The Irish Historic Towns Atlas project (IHTA) has been in progress since 1981. There have been twenty-seven atlases published so far (Youghal No 27 by David Kelly and Tadhg O’Keeffe was published recently) for the following towns and cities: Kildare, Carrickfergus, Bandon, Kells, Mullingar, Athlone, Maynooth, Downpatrick, Bray, Kilkenny, Fethard, Trim, Derry-Londonderry, Dundalk, Armagh, Tuam, Limerick, Dublin part 1, Belfast part 1, Belfast part 2, Dublin part 2, Longford, Carlingford, Sligo, Ennis, Dublin part 3, and Youghal.

How many Irish people are familiar with these atlases? How many libraries hold these volumes? How many university schools of urban history or geography use the Historic Towns Atlases as source materials? We can assume that local communities, particularly local historians, will be aware of the existence of the atlas of their town and that they must represent a hugely important resource for local urban communities with a curiosity and interest in their heritage and history. At the very least, they provide histories of the setting where events happened down the centuries in their home place, giving material expression to life as it took place in streets and lanes and market-places and to the civic pride of urban communities in developing and managing their built environment down through the centuries.

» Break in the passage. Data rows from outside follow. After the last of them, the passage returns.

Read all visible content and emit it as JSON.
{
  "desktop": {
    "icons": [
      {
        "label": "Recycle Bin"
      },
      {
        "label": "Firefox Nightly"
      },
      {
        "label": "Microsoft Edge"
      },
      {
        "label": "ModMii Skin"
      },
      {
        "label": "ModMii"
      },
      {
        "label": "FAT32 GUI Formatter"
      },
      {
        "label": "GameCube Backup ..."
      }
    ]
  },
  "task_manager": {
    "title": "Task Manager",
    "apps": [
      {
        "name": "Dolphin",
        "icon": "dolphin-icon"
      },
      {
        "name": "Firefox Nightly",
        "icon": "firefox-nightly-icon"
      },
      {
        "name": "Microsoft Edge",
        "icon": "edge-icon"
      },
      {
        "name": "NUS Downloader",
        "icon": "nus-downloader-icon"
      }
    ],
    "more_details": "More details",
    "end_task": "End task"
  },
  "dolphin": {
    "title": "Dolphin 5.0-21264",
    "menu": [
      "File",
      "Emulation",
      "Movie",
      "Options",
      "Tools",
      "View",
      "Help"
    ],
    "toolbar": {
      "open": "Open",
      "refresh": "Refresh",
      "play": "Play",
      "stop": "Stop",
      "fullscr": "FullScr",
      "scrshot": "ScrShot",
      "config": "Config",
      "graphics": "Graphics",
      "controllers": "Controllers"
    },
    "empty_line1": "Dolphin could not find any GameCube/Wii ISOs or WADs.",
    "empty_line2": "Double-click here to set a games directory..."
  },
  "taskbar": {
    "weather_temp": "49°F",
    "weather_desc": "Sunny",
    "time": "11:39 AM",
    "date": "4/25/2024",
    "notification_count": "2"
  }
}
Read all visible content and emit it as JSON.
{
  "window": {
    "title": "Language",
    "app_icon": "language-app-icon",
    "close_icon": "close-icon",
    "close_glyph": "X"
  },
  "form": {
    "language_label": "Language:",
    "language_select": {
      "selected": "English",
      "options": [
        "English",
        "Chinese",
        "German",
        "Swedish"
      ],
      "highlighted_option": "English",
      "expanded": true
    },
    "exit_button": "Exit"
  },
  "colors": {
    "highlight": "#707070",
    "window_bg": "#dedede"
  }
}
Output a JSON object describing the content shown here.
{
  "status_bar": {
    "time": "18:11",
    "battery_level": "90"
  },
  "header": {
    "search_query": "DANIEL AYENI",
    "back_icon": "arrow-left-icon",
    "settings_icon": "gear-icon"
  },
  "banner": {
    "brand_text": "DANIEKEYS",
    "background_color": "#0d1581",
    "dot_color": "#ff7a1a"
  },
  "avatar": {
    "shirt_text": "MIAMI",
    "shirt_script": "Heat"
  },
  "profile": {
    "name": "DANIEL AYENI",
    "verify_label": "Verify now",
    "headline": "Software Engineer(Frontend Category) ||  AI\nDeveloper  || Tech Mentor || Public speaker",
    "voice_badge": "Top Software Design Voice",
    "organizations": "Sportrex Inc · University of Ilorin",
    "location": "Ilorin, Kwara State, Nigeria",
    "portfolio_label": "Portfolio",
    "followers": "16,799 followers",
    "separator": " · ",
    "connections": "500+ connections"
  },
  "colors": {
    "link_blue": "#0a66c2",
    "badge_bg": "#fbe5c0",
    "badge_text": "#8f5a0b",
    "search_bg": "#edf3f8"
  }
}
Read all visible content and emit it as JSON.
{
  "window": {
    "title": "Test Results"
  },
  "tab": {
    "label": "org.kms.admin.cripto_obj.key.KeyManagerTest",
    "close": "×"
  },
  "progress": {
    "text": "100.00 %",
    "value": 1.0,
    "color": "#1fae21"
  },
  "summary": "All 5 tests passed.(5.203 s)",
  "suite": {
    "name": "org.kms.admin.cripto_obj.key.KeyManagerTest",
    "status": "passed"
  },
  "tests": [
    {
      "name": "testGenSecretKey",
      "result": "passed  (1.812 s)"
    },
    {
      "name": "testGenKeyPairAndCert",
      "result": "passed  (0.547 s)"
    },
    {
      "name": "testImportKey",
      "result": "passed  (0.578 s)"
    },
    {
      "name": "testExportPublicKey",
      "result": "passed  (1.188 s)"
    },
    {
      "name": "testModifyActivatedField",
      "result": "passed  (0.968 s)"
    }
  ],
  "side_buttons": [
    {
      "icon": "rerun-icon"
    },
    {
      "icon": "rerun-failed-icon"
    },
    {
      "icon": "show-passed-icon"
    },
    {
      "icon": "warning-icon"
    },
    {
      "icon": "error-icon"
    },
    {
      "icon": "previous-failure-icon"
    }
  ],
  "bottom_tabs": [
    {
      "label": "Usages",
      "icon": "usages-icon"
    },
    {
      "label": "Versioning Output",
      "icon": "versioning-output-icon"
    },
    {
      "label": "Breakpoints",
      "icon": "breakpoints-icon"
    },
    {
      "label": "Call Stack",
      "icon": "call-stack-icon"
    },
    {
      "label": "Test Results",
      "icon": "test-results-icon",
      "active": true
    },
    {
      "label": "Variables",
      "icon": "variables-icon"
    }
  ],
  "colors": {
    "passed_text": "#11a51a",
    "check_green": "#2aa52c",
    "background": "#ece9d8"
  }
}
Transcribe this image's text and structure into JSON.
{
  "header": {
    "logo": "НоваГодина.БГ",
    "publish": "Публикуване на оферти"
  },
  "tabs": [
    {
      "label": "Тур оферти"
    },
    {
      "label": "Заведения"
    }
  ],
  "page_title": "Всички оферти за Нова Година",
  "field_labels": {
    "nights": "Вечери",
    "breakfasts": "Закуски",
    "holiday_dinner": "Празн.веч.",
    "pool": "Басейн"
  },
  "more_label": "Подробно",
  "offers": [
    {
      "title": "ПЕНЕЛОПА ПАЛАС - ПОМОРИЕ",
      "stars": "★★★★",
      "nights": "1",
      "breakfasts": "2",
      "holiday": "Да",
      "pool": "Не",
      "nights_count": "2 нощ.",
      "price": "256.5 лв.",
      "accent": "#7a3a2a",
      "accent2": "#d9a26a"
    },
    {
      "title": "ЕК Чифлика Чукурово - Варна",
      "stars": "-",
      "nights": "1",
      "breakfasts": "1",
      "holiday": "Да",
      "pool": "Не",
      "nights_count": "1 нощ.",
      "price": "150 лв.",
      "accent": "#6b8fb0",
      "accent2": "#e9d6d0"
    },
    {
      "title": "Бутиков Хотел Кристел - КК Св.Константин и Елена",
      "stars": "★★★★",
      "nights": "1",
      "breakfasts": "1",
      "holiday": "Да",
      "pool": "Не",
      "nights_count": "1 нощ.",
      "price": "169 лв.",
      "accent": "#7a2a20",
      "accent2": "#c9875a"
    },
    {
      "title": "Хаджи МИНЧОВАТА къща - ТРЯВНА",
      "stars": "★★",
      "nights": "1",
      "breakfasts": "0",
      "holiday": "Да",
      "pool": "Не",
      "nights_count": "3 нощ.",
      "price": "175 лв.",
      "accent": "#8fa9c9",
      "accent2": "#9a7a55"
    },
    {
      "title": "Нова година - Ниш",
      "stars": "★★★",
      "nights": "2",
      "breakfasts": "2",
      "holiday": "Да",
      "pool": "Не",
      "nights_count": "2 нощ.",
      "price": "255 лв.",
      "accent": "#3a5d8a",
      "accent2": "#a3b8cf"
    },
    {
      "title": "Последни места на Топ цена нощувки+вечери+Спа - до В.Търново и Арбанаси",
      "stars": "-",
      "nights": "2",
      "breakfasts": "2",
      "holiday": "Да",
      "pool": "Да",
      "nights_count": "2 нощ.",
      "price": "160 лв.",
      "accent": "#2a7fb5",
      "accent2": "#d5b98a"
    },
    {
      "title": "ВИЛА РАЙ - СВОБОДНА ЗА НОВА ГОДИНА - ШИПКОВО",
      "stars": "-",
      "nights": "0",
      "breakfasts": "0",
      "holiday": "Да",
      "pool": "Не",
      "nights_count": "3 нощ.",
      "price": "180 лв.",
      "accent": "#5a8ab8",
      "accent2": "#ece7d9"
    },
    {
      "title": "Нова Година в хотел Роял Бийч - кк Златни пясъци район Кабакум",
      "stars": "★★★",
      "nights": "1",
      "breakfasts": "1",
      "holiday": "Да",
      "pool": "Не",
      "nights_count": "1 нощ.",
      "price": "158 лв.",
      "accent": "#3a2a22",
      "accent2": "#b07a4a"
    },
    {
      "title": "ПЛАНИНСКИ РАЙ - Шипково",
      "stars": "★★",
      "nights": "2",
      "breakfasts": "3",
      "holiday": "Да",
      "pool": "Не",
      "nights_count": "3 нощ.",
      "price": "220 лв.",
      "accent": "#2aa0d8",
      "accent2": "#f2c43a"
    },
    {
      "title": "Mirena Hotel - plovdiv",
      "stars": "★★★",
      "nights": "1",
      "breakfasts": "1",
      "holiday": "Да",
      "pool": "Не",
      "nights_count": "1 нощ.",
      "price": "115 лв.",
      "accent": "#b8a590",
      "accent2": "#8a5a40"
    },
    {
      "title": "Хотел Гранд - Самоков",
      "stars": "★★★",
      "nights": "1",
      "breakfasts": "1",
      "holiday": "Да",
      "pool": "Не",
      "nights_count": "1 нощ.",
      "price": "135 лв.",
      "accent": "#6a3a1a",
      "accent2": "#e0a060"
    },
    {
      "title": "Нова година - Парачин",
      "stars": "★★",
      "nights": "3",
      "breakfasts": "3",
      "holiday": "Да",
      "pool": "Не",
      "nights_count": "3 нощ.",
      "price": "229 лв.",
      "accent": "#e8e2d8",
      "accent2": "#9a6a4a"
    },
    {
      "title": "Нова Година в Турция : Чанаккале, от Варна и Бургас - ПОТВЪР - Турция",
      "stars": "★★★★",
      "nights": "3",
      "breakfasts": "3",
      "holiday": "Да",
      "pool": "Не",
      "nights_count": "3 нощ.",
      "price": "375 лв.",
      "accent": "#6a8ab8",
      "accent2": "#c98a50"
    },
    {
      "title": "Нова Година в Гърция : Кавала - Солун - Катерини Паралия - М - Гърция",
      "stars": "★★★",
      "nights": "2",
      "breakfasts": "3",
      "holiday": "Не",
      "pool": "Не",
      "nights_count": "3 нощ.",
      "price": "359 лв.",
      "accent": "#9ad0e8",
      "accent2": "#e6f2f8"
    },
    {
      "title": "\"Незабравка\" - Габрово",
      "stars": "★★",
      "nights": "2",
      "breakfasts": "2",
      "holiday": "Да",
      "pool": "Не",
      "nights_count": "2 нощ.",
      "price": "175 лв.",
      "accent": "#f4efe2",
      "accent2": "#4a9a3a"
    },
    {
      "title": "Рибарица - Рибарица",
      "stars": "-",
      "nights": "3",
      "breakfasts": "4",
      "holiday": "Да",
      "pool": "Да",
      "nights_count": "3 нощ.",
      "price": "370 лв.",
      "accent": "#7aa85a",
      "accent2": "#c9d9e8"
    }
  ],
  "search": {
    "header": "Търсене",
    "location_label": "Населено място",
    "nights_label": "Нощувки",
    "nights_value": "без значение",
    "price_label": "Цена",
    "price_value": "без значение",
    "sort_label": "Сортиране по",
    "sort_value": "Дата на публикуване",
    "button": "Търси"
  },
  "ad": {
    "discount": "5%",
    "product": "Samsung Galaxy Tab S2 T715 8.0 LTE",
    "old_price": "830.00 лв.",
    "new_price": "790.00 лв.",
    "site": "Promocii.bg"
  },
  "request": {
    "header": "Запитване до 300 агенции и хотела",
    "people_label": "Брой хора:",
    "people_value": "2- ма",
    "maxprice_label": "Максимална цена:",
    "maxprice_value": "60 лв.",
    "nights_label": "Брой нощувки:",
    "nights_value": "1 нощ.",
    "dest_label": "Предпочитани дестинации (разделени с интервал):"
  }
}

But on a broader scale these atlases have much wider potential value in terms of comparative studies of the evolution of towns and cities. Each settlement certainly has its unique characteristics but in Ireland and elsewhere in Europe, each town shares a wider historical experience that has shaped the ways in which towns have developed. There are times when one visits towns elsewhere in Europe where, though the sunlight and sunshine are different, one is struck with a sense of déjà vu – echoes of familiar scenes, familiar shapes and morphologies in other places. Using maps with the same timelines and similar scales, the atlas project aspires to trace back the processes which shaped the town/city to allow a more comprehensive understanding of the processes of town or city formation, and the development, for example, of historical typologies of towns across Europe or indeed within Ireland. The IHTA encourages studies of towns with distinctive or similar histories – for example, towns with medieval monastic, or Norse origins, Anglo-Norman fortified towns, colonial plantation settlements, landlord estate towns, port or seaside towns, industrial towns and so on.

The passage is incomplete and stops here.